Pulmonary Metastasis: Causes, Frequency, Mortality, Clinical Details and Treatment

It is the expansion of malignant tumors in the lungs, better known as extrathoracic neoplasms.

The lungs are the second most frequent site to reach a metastasis.

The development of pulmonary metastases in patients with malignant tumors implies an adverse prognosis and alters the management plan.


Malignant diseases can reach the lung through 5 different routes:

  • Hematogenous through the pulmonary or bronchial artery.
  • Lymphatics
  • Pleural space
  • Airway.
  • Direct invasion

The tumor initially disseminates hematogenously to pulmonary arterioles and capillaries with retrograde dissemination from hilar ganglion metastases or upper abdominal tumors.

But later it spreads through the vascular walls, invades the low resistance peribroncovascular lymphatic vessels and spreads throughout the lymphatic vessels.

Endobronchial dissemination of tumor cells occurs with tumors of the respiratory tract. It is more common in bronchoalveolar carcinoma, less common in other types of lung cancer, and even less common in tracheobronchial papillomatosis.


The venous return that contains the lymphatic fluid from the tissues of the body flows into the lungs through the pulmonary vascular system; therefore, all tumors have the potential to affect the lungs.

Cancers of breast, colorectal, lung, kidney, head, neck and uterus are the most common primary tumors with lung metastases at autopsy.

Choriocarcinoma, osteosarcoma, testicular tumors, malignant melanoma, Ewing’s sarcoma, and thyroid cancer often metastasize to the lung, but the frequency of these tumors is low.

Colorectal cancer, which accounts for 10% of all cancers, accounts for 15% of all cases of lung metastases.


The presence of pulmonary metastases usually indicates advanced disseminated disease. Occasionally, tumor dissemination may be an isolated event.
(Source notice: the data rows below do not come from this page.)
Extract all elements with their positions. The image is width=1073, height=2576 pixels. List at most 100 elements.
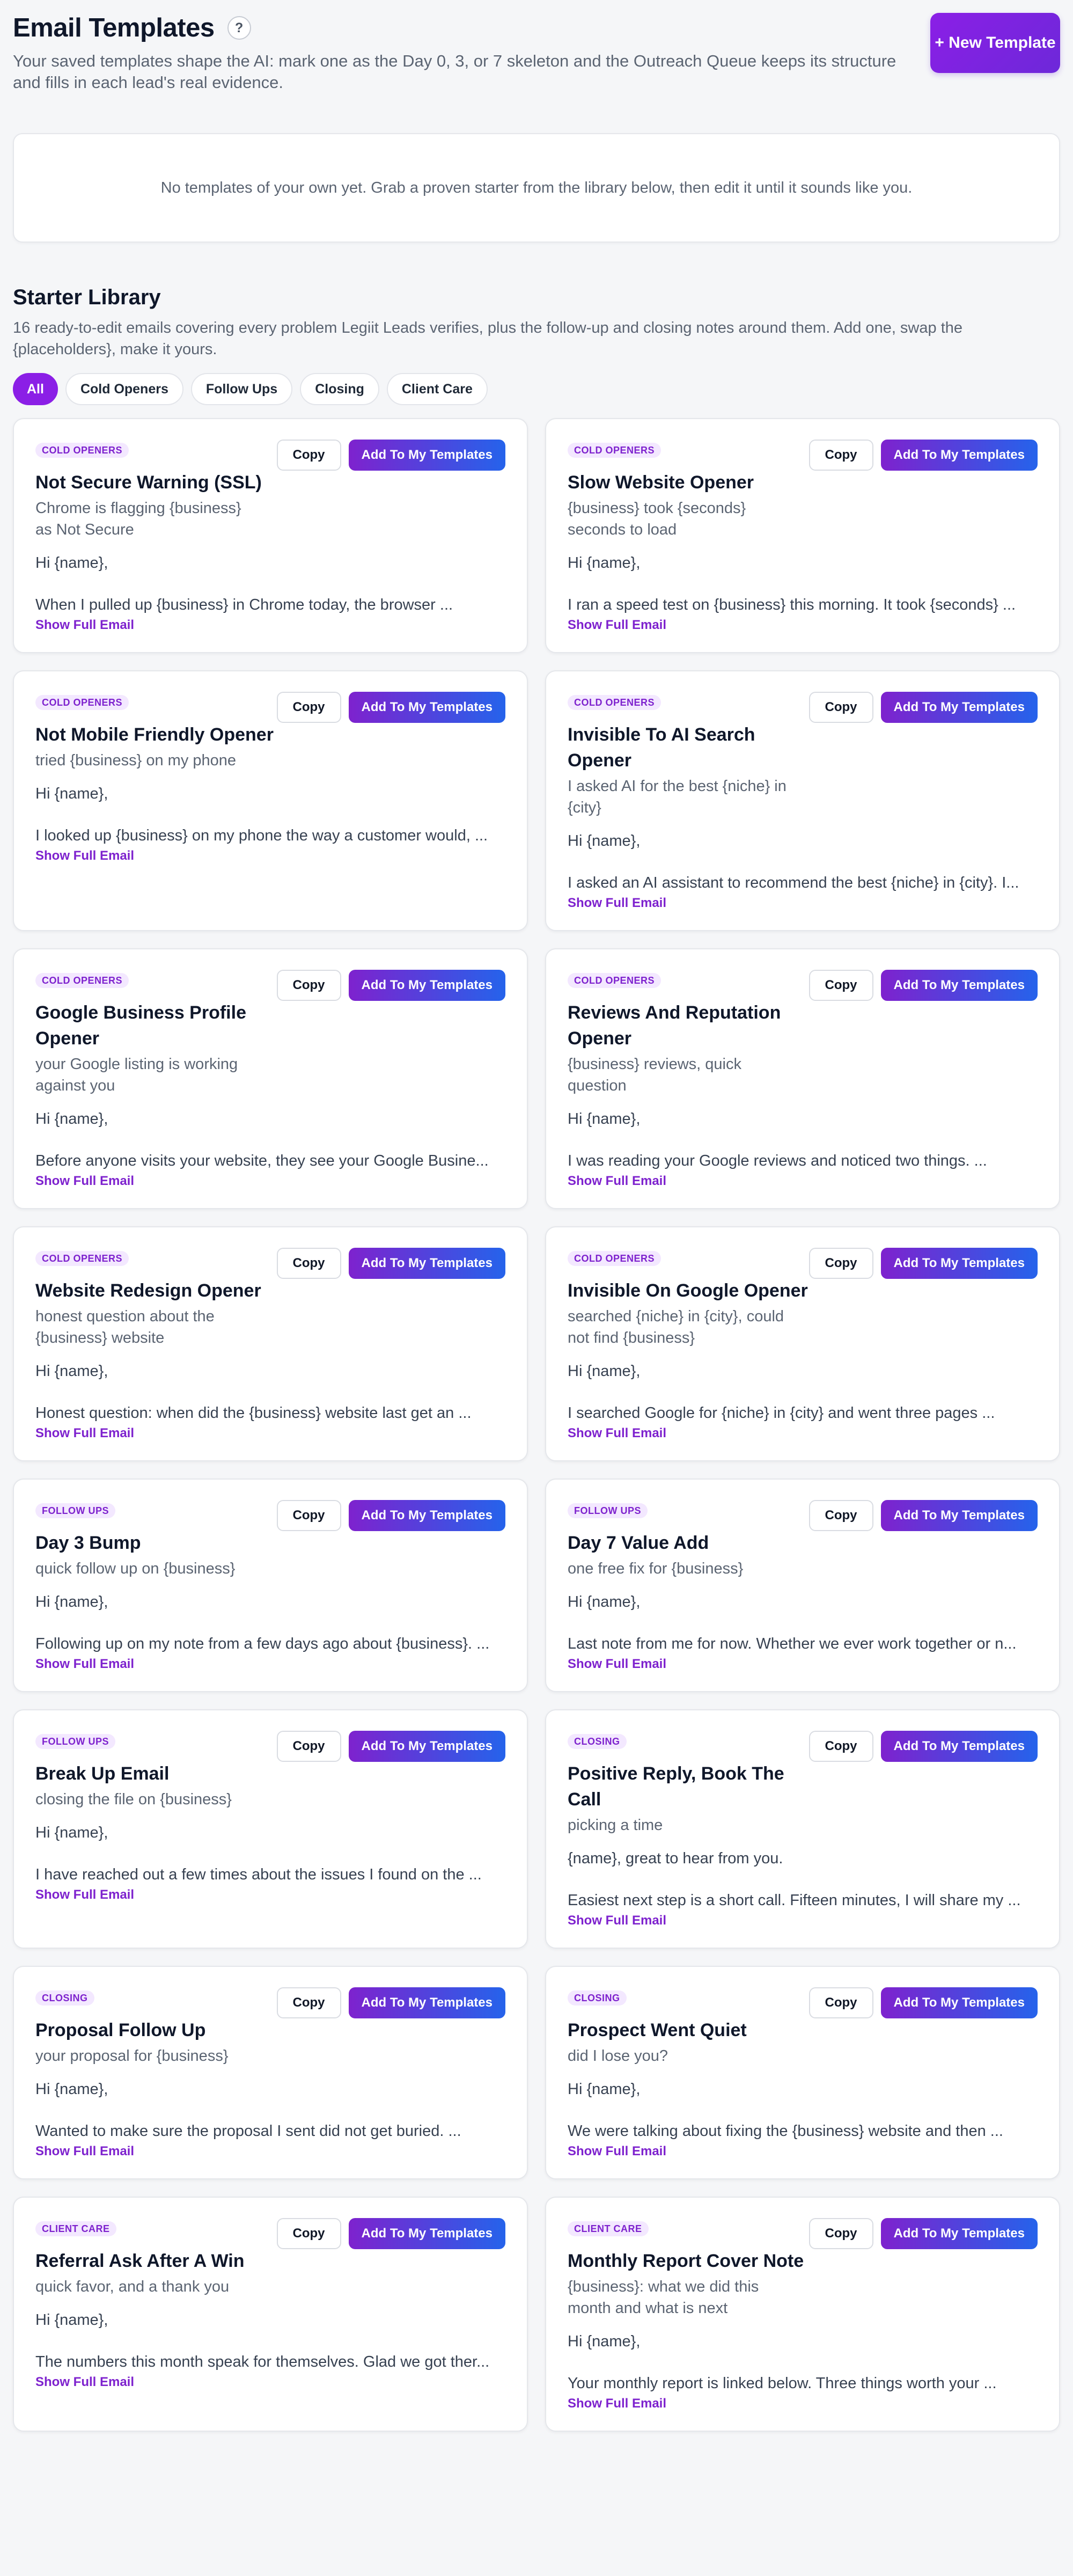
add-to-my-templates-button[interactable]: Add To My Templates	[880, 2218, 1038, 2249]
template-preview: Following up on my note from a few days …	[35, 1635, 490, 1652]
show-full-email-link[interactable]: Show Full Email	[568, 1657, 666, 1672]
add-to-my-templates-button[interactable]: Add To My Templates	[880, 440, 1038, 471]
question-mark-icon[interactable]: ?	[227, 16, 251, 40]
filter-chips: All Cold Openers Follow Ups Closing Client C…	[13, 373, 1060, 405]
add-to-my-templates-button[interactable]: Add To My Templates	[880, 1987, 1038, 2018]
show-full-email-link[interactable]: Show Full Email	[35, 1174, 134, 1189]
template-card: CLIENT CARE Copy Add To My Templates Monthl…	[545, 2197, 1060, 2432]
template-preview: I asked an AI assistant to recommend the…	[568, 874, 1019, 891]
copy-button[interactable]: Copy	[809, 2218, 873, 2249]
add-to-my-templates-button[interactable]: Add To My Templates	[348, 692, 505, 723]
filter-chip-follow-ups[interactable]: Follow Ups	[190, 373, 293, 405]
card-actions: Copy Add To My Templates	[809, 1987, 1038, 2018]
card-actions: Copy Add To My Templates	[809, 970, 1038, 1001]
add-to-my-templates-button[interactable]: Add To My Templates	[348, 440, 505, 471]
template-name: Not Secure Warning (SSL)	[35, 472, 262, 493]
copy-button[interactable]: Copy	[809, 692, 873, 723]
card-actions: Copy Add To My Templates	[276, 692, 505, 723]
show-full-email-link[interactable]: Show Full Email	[35, 1657, 134, 1672]
show-full-email-link[interactable]: Show Full Email	[35, 2144, 134, 2159]
template-preview: I searched Google for {niche} in {city} …	[568, 1404, 995, 1422]
template-card: COLD OPENERS Copy Add To My Templates Invis…	[545, 1226, 1060, 1461]
copy-button[interactable]: Copy	[276, 1248, 341, 1279]
template-greeting: Hi {name},	[35, 554, 108, 572]
add-to-my-templates-button[interactable]: Add To My Templates	[880, 1500, 1038, 1531]
template-card: FOLLOW UPS Copy Add To My Templates Day 3 B…	[13, 1479, 528, 1692]
add-to-my-templates-button[interactable]: Add To My Templates	[880, 1731, 1038, 1762]
add-to-my-templates-button[interactable]: Add To My Templates	[348, 1731, 505, 1762]
page-subtitle: Your saved templates shape the AI: mark …	[13, 52, 896, 92]
copy-button[interactable]: Copy	[276, 970, 341, 1001]
show-full-email-link[interactable]: Show Full Email	[568, 2396, 666, 2411]
new-template-button[interactable]: + New Template	[930, 13, 1060, 73]
filter-chip-cold-openers[interactable]: Cold Openers	[65, 373, 183, 405]
show-full-email-link[interactable]: Show Full Email	[568, 896, 666, 911]
show-full-email-link[interactable]: Show Full Email	[568, 2144, 666, 2159]
template-subject: your proposal for {business}	[35, 2047, 229, 2065]
category-badge: COLD OPENERS	[35, 973, 129, 988]
show-full-email-link[interactable]: Show Full Email	[35, 2375, 134, 2390]
template-name: Proposal Follow Up	[35, 2020, 206, 2040]
category-badge: FOLLOW UPS	[568, 1503, 648, 1518]
card-actions: Copy Add To My Templates	[276, 970, 505, 1001]
template-card: CLOSING Copy Add To My Templates Prospect W…	[545, 1966, 1060, 2179]
template-subject: {business}: what we did this month and w…	[568, 2278, 759, 2317]
show-full-email-link[interactable]: Show Full Email	[35, 1887, 134, 1902]
copy-button[interactable]: Copy	[809, 1500, 873, 1531]
template-subject: did I lose you?	[568, 2047, 668, 2065]
copy-button[interactable]: Copy	[276, 440, 341, 471]
copy-button[interactable]: Copy	[809, 1987, 873, 2018]
template-card: FOLLOW UPS Copy Add To My Templates Break U…	[13, 1709, 528, 1949]
filter-chip-client-care[interactable]: Client Care	[386, 373, 488, 405]
add-to-my-templates-button[interactable]: Add To My Templates	[348, 1248, 505, 1279]
show-full-email-link[interactable]: Show Full Email	[568, 1426, 666, 1441]
category-badge: FOLLOW UPS	[35, 1503, 115, 1518]
template-card: COLD OPENERS Copy Add To My Templates Not S…	[13, 418, 528, 653]
add-to-my-templates-button[interactable]: Add To My Templates	[880, 1248, 1038, 1279]
add-to-my-templates-button[interactable]: Add To My Templates	[880, 970, 1038, 1001]
add-to-my-templates-button[interactable]: Add To My Templates	[880, 692, 1038, 723]
copy-button[interactable]: Copy	[809, 970, 873, 1001]
copy-button[interactable]: Copy	[276, 1500, 341, 1531]
template-greeting: {name}, great to hear from you.	[568, 1850, 783, 1867]
template-preview: Honest question: when did the {business}…	[35, 1404, 472, 1422]
template-card: COLD OPENERS Copy Add To My Templates Websi…	[13, 1226, 528, 1461]
template-greeting: Hi {name},	[568, 832, 641, 850]
template-subject: honest question about the {business} web…	[35, 1308, 215, 1346]
template-grid: COLD OPENERS Copy Add To My Templates Not S…	[13, 418, 1060, 2449]
category-badge: COLD OPENERS	[568, 973, 662, 988]
show-full-email-link[interactable]: Show Full Email	[35, 848, 134, 863]
template-name: Break Up Email	[35, 1763, 170, 1784]
add-to-my-templates-button[interactable]: Add To My Templates	[348, 1987, 505, 2018]
template-preview: I ran a speed test on {business} this mo…	[568, 596, 1016, 613]
filter-chip-closing[interactable]: Closing	[300, 373, 379, 405]
copy-button[interactable]: Copy	[809, 1248, 873, 1279]
category-badge: COLD OPENERS	[35, 443, 129, 458]
template-subject: Chrome is flagging {business} as Not Sec…	[35, 500, 241, 538]
add-to-my-templates-button[interactable]: Add To My Templates	[348, 1500, 505, 1531]
show-full-email-link[interactable]: Show Full Email	[35, 618, 134, 633]
copy-button[interactable]: Copy	[276, 1731, 341, 1762]
template-greeting: Hi {name},	[568, 1593, 641, 1611]
category-badge: CLOSING	[568, 1734, 627, 1749]
template-preview: Your monthly report is linked below. Thr…	[568, 2375, 997, 2392]
section-title: Starter Library	[13, 286, 161, 309]
filter-chip-all[interactable]: All	[13, 373, 58, 405]
empty-state: No templates of your own yet. Grab a pro…	[13, 133, 1060, 243]
copy-button[interactable]: Copy	[809, 440, 873, 471]
template-subject: tried {business} on my phone	[35, 752, 237, 769]
card-actions: Copy Add To My Templates	[276, 2218, 505, 2249]
template-name: Website Redesign Opener	[35, 1280, 261, 1301]
card-actions: Copy Add To My Templates	[276, 1987, 505, 2018]
show-full-email-link[interactable]: Show Full Email	[568, 618, 666, 633]
show-full-email-link[interactable]: Show Full Email	[568, 1174, 666, 1189]
copy-button[interactable]: Copy	[276, 692, 341, 723]
copy-button[interactable]: Copy	[276, 2218, 341, 2249]
copy-button[interactable]: Copy	[276, 1987, 341, 2018]
template-subject: {business} reviews, quick question	[568, 1056, 741, 1094]
show-full-email-link[interactable]: Show Full Email	[35, 1426, 134, 1441]
add-to-my-templates-button[interactable]: Add To My Templates	[348, 2218, 505, 2249]
add-to-my-templates-button[interactable]: Add To My Templates	[348, 970, 505, 1001]
show-full-email-link[interactable]: Show Full Email	[568, 1913, 666, 1928]
copy-button[interactable]: Copy	[809, 1731, 873, 1762]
Mortality depends on the primary tumor; for example, in pancreatic and bronchogenic carcinomas, the 5-year survival rate in patients with pulmonary metastases is less than 5%.

Early diagnosis is essential to plan effective therapy in patients who can be cured. Depending on several factors, the metastasis can be resected, with 5-year survival rates of up to 30-40%.

Clinical details

While a large number of patients with pulmonary metastases are asymptomatic at the time of diagnosis, some patients develop symptoms such as hemoptysis , cough, shortness of breath, chest pain, weakness and weight loss.

Particularly, patients with lymphangitic carcinomatosis present with respiratory dysfunction, including severe dyspnea.

Other problems to consider

The most common pattern of pulmonary metastasis is the presence of multiple, well-defined nodules.

Differential diagnoses for multiple pulmonary nodules include infections such as:

  • Histoplasmosis.
  • Coccidioidomycosis in endemic areas.
  • Cryptococcal, nocardial and abscess infections.
  • Vascular diseases

Differential diagnoses for other patterns are discussed in detail on radiographs and CT scans.


In specific circumstances, histopathological samples of the lung lesion are required.

Biopsy or fine needle aspiration is usually done under CT guidance. Complete descriptions of the procedure and its complications are beyond the scope of the article.

The definitive treatment for pulmonary metastases of extrathoracic neoplasms is surgical resection ( pulmonary metastasectomy ).

Surgery is performed if the primary tumor is controlled, if there are no extrathoracic lesions, if it is technically resectable and if the general and functional risks are tolerable.

The 5-year overall survival rate for patients with pulmonary metastasectomy is 15-48%, compared with 13% for patients without the procedure.

The average survival is 12-18 months. It has been shown that survival is better in patients with a lower number of metastases.

However, pulmonary metastasectomy can only be performed in 25-50% of patients, due to the presence of multiple metastatic lesions or the presence of comorbid conditions, including poor respiratory function or refusal to undergo surgery.

Recurrence after pulmonary metastasectomy also limits other surgical options.

In patients who are not physically fit to undergo pulmonary metastasectomy, alternative options available include stereotactic radiosurgery and thermal ablation procedures.

Thermal ablation procedures induce necrosis of the coagulation of the tumor cells and are typically performed with CT guidance. These include radiofrequency ablation, microwave ablation, laser ablation and cryoablation.

The main goal of all these tumor ablation procedures is to eradicate all malignant cells together with a normal tissue margin, but to cause minimal damage to normal lung disease.

By doing this, adequate tumor control is achieved and survival is prolonged. The main advantage of thermal ablation procedures is the selective and limited damage of lung tissue to cause minimal impact on lung function.